Sementara itu, teks Resolusi juga meminta para jurnalis, pembela HAM, pemimpin agama, staf medis, dan aktivis yang ditahan “atas dasar politik” harus dibebaskan, dan diizinkan untuk kembali bekerja tanpa takut akan pembalasan, intimidasi atau serangan.

Lebih lanjut, resolusi Dewan HAM PBB menyerukan akses “langsung, penuh, tak terbatas dan tak terpantau” bagi pengamat independen, pakar, diplomat, jurnalis, dan kepala hak asasi PBB Michelle Bachelet, dan mendesak Myanmar untuk mendirikan kantor hak HAM PBB di negara itu.

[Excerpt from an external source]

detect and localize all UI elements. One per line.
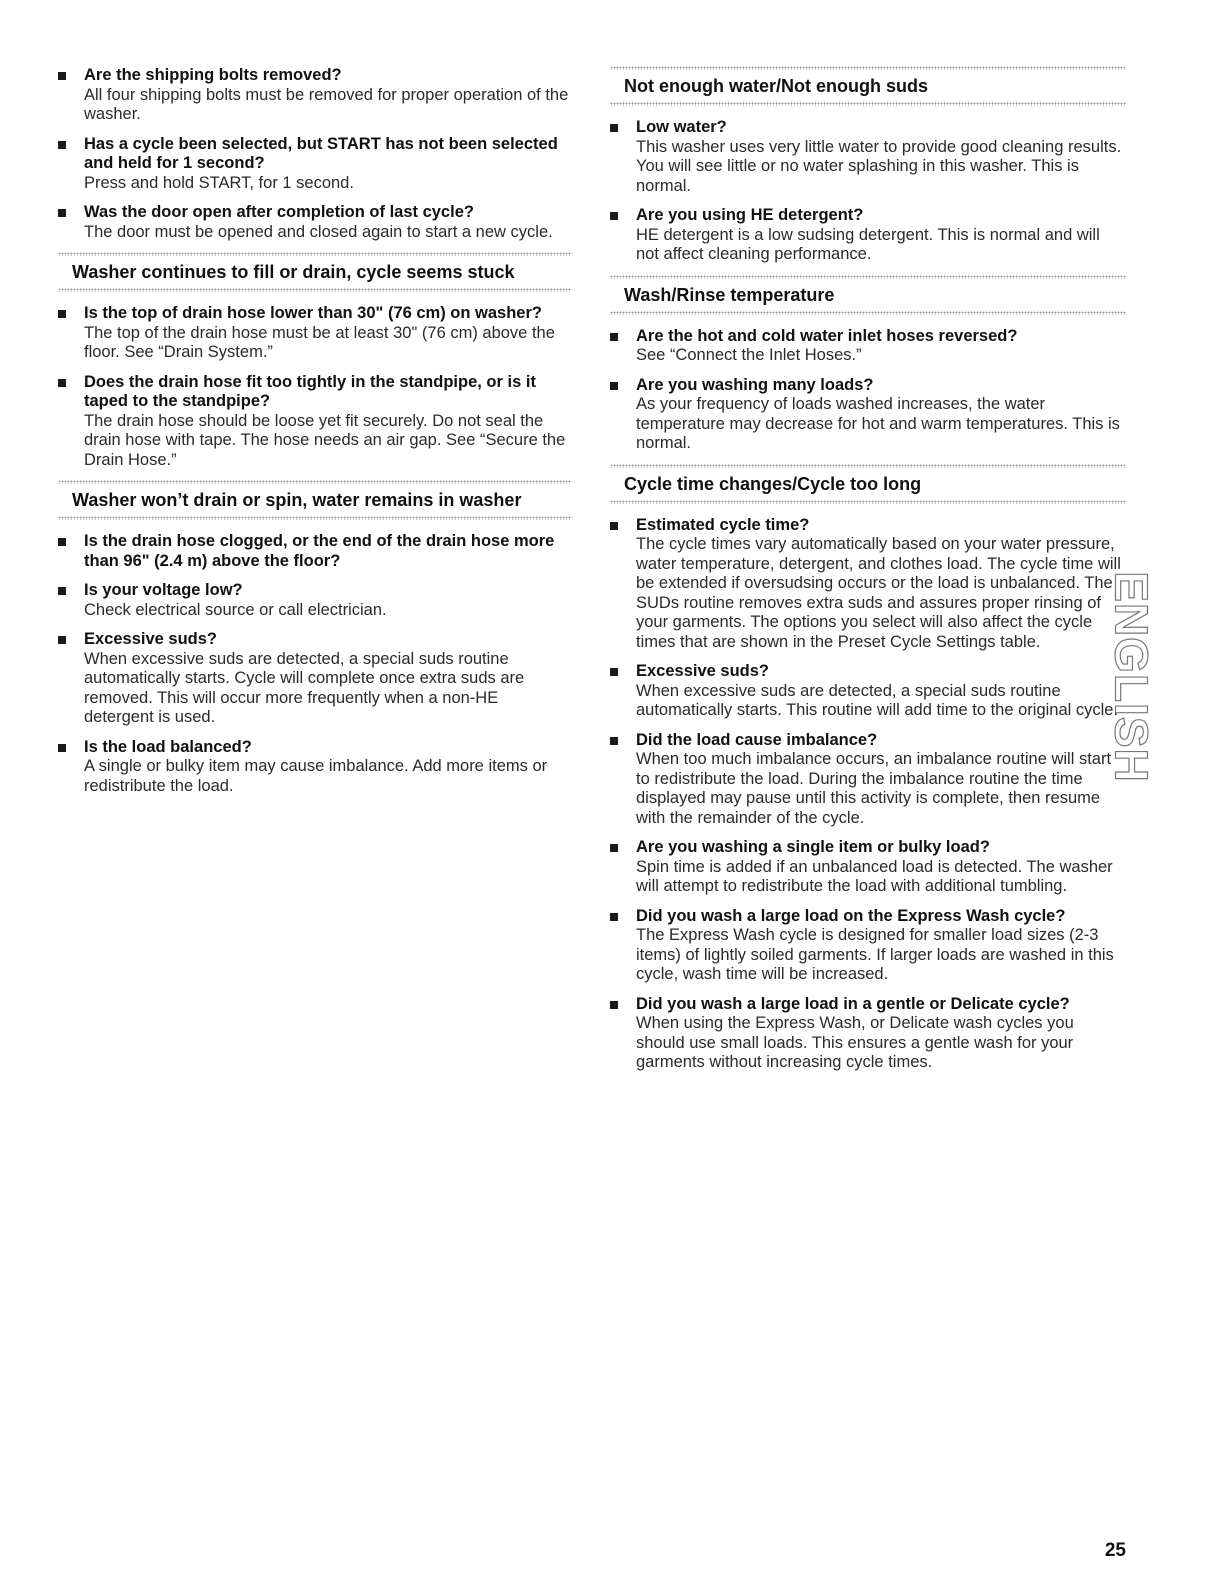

Salah satu ahli yang harus diberikan akses ke Myanmar adalah ahli PBB tentang situasi hak asasi di Myanmar, Thomas Andrews. Pada awal Maret, Andrews mengatakan kepada Dewan HAM bahwa Myanmar saat ini sedang “dikendalikan oleh rezim yang membunuh dan ilegal”.

Dia memperingatkan bahwa junta militer kemungkinan besar melakukan “kejahatan terhadap kemanusiaan, termasuk pembunuhan, penculikan, penganiayaan, penyiksaan.”

Resolusi Dewan HAM PBB itu juga membahas keprihatinan jangka panjang atas perlakuan terhadap beberapa etnis dan agama minoritas, seperti etnis Rohingya, di mana lebih dari 740.000 di antaranya telah melarikan diri ke Bangladesh untuk menghindari tindakan keras militer pada tahun 2017, yang menurut para penyelidik PBB dieksekusi dengan “niat genosida”.

Undang-undang yang diberlakukan junta militer Myanmar puluhan tahun lalu membuat warga Rohingya tidak memiliki kewarganegaraan. Dewan HAM PBB menuntut agar kewarganegaraan penuh mereka dipulihkan segera.